Show me results
As outsourcing grows, administration pushes performance-based contracting to ensure quality<@VM>Few big deals in state and local market
One challenge of performance-based contracts is that government often demands overly structured performance requirements, said Jeff Feinberg of Verizon Communications Inc.
Henrik G. de Gyor
By Patience Wait
Between now and 2007, the federal government will spend a whole lot of money -- $56 billion -- on outsourcing its information technology services.
During this period, IT outsourcing is expected to grow 18 percent annually, from $8 billion in fiscal 2002 to $14.8 billion in 2007, according to market research firm Input Inc. of Chantilly, Va.
Included in that sum are some juicy contracts:
*The Army is about to release a request for proposal for the Information Technology Enterprise Solutions contract, a five-year, multiple award contract with an estimated $800 million ceiling, to overhaul the service's IT infrastructure.
*The Coast Guard's Security Planning and Integrated Resources for Information Technology contract, known as SPIRIT, is a potentially huge contract to provide everything from information management analysis and planning to information systems engineering and design.
*The Commerce Department's Commerce Information Technology Solutions Next Generation, the recompete of its COMMITS contract, is a dedicated small-business vehicle with an expected value of $5 billion.
One thing in common among these three outsourcing opportunities, as well as many other forthcoming projects, is a commitment from the program offices to use performance-based contracting.
"Performance-based contracting goes hand-in-glove with outsourcing," said Steve Kelman, former administrator of the Office of Federal Procurement Policy in the Clinton administration, and now professor of public management at Harvard University in Cambridge, Mass.
That's because performance-based contracting, done properly, provides an objective means for measuring how well a contractor is performing, he said.
Under a performance-based contract, an agency describes what it wants to achieve. Contractors then submit proposals with solutions for reaching the agency's goals. The winning contractor then works toward measurable outcomes that are stipulated and agreed upon in the contract. The company is rewarded or penalized, depending on whether it's reached the stated goals.
The concept of performance-based contracting isn't new, but the Bush administration is emphasizing it as a way to achieve savings and obtain greater value. For many of the same reasons, the administration also has been pushing federal agencies to outsource more work to the private sector.

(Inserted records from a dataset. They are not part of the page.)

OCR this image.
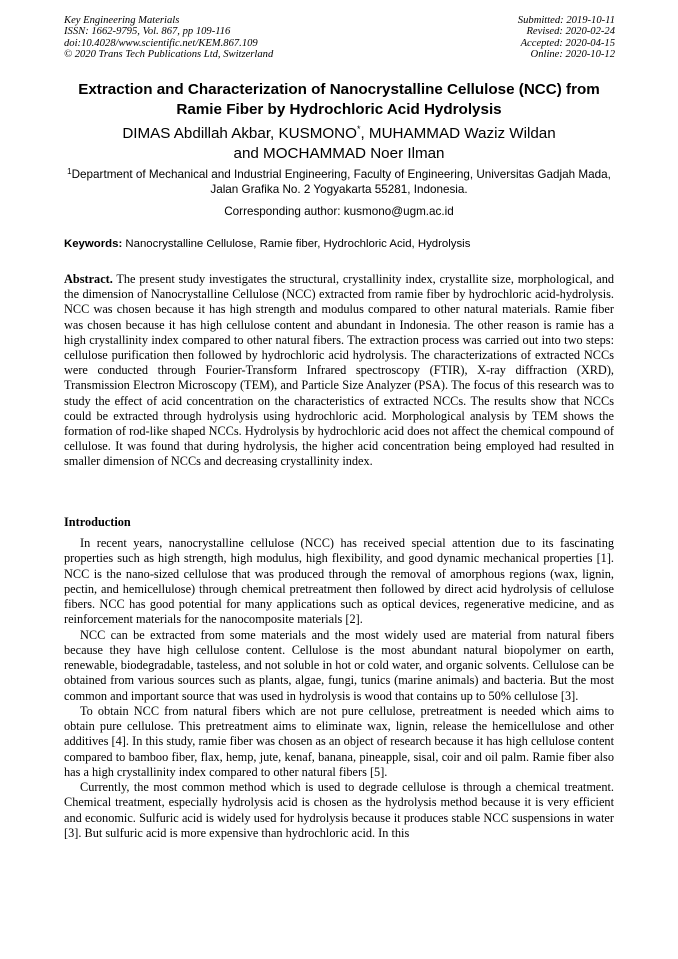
Key Engineering Materials
ISSN: 1662-9795, Vol. 867, pp 109-116
doi:10.4028/www.scientific.net/KEM.867.109
© 2020 Trans Tech Publications Ltd, Switzerland
Submitted: 2019-10-11
Revised: 2020-02-24
Accepted: 2020-04-15
Online: 2020-10-12
Extraction and Characterization of Nanocrystalline Cellulose (NCC) from
Ramie Fiber by Hydrochloric Acid Hydrolysis
DIMAS Abdillah Akbar, KUSMONO*, MUHAMMAD Waziz Wildan
and MOCHAMMAD Noer Ilman
$^1$Department of Mechanical and Industrial Engineering, Faculty of Engineering, Universitas Gadjah Mada, Jalan Grafika No. 2 Yogyakarta 55281, Indonesia.
Corresponding author: kusmono@ugm.ac.id
Keywords: Nanocrystalline Cellulose, Ramie fiber, Hydrochloric Acid, Hydrolysis
Abstract. The present study investigates the structural, crystallinity index, crystallite size, morphological, and the dimension of Nanocrystalline Cellulose (NCC) extracted from ramie fiber by hydrochloric acid-hydrolysis. NCC was chosen because it has high strength and modulus compared to other natural materials. Ramie fiber was chosen because it has high cellulose content and abundant in Indonesia. The other reason is ramie has a high crystallinity index compared to other natural fibers. The extraction process was carried out into two steps: cellulose purification then followed by hydrochloric acid hydrolysis. The characterizations of extracted NCCs were conducted through Fourier-Transform Infrared spectroscopy (FTIR), X-ray diffraction (XRD), Transmission Electron Microscopy (TEM), and Particle Size Analyzer (PSA). The focus of this research was to study the effect of acid concentration on the characteristics of extracted NCCs. The results show that NCCs could be extracted through hydrolysis using hydrochloric acid. Morphological analysis by TEM shows the formation of rod-like shaped NCCs. Hydrolysis by hydrochloric acid does not affect the chemical compound of cellulose. It was found that during hydrolysis, the higher acid concentration being employed had resulted in smaller dimension of NCCs and decreasing crystallinity index.
Introduction

In recent years, nanocrystalline cellulose (NCC) has received special attention due to its fascinating properties such as high strength, high modulus, high flexibility, and good dynamic mechanical properties [1]. NCC is the nano-sized cellulose that was produced through the removal of amorphous regions (wax, lignin, pectin, and hemicellulose) through chemical pretreatment then followed by direct acid hydrolysis of cellulose fibers. NCC has good potential for many applications such as optical devices, regenerative medicine, and as reinforcement materials for the nanocomposite materials [2].

NCC can be extracted from some materials and the most widely used are material from natural fibers because they have high cellulose content. Cellulose is the most abundant natural biopolymer on earth, renewable, biodegradable, tasteless, and not soluble in hot or cold water, and organic solvents. Cellulose can be obtained from various sources such as plants, algae, fungi, tunics (marine animals) and bacteria. But the most common and important source that was used in hydrolysis is wood that contains up to 50% cellulose [3].

To obtain NCC from natural fibers which are not pure cellulose, pretreatment is needed which aims to obtain pure cellulose. This pretreatment aims to eliminate wax, lignin, release the hemicellulose and other additives [4]. In this study, ramie fiber was chosen as an object of research because it has high cellulose content compared to bamboo fiber, flax, hemp, jute, kenaf, banana, pineapple, sisal, coir and oil palm. Ramie fiber also has a high crystallinity index compared to other natural fibers [5].

Currently, the most common method which is used to degrade cellulose is through a chemical treatment. Chemical treatment, especially hydrolysis acid is chosen as the hydrolysis method because it is very efficient and economic. Sulfuric acid is widely used for hydrolysis because it produces stable NCC suspensions in water [3]. But sulfuric acid is more expensive than hydrochloric acid. In this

Although it is not necessary to make an outsourcing contract performance-based, many procurement experts agree it is the best way to achieve the greatest benefits for both the customer and the vendor.
A performance-based contract helps ensure that the contractor's employees, who essentially are outsiders, align their goals with their customer agency, Kelman said.
"If you're going to get them to act on behalf of your goals, you're going to have to be able to measure what they're doing," he said.
COMING DOWN THE PIKE
The Bush administration wants at least 30 percent of service contracting monies to be used in performance-based contracts, increasing to 50 percent by 2005. This is helping to drive the Office of Management and Budget's requirement that agencies develop business cases to justify proposed IT expenditures.
Consequently, many agencies are considering contract language that would tie contractor compensation to performance. For example, the request for proposals for the Army's Information Technology Enterprise Solutions program probably will include performance measures that have been suggested by interested vendors.
"We had a meeting with the Army. They were soliciting ideas from private contractors about how the performance measures [could be constructed]," said Linda Allan, executive vice president of strategic solutions with NCI Information Systems Inc., McLean, Va.
Allan said her company takes a mission perspective in suggesting performance measures. "If a financial office is getting services, there are metrics particularly for them vs. someone in a logistics supply chain whose metrics might be very, very different," she said.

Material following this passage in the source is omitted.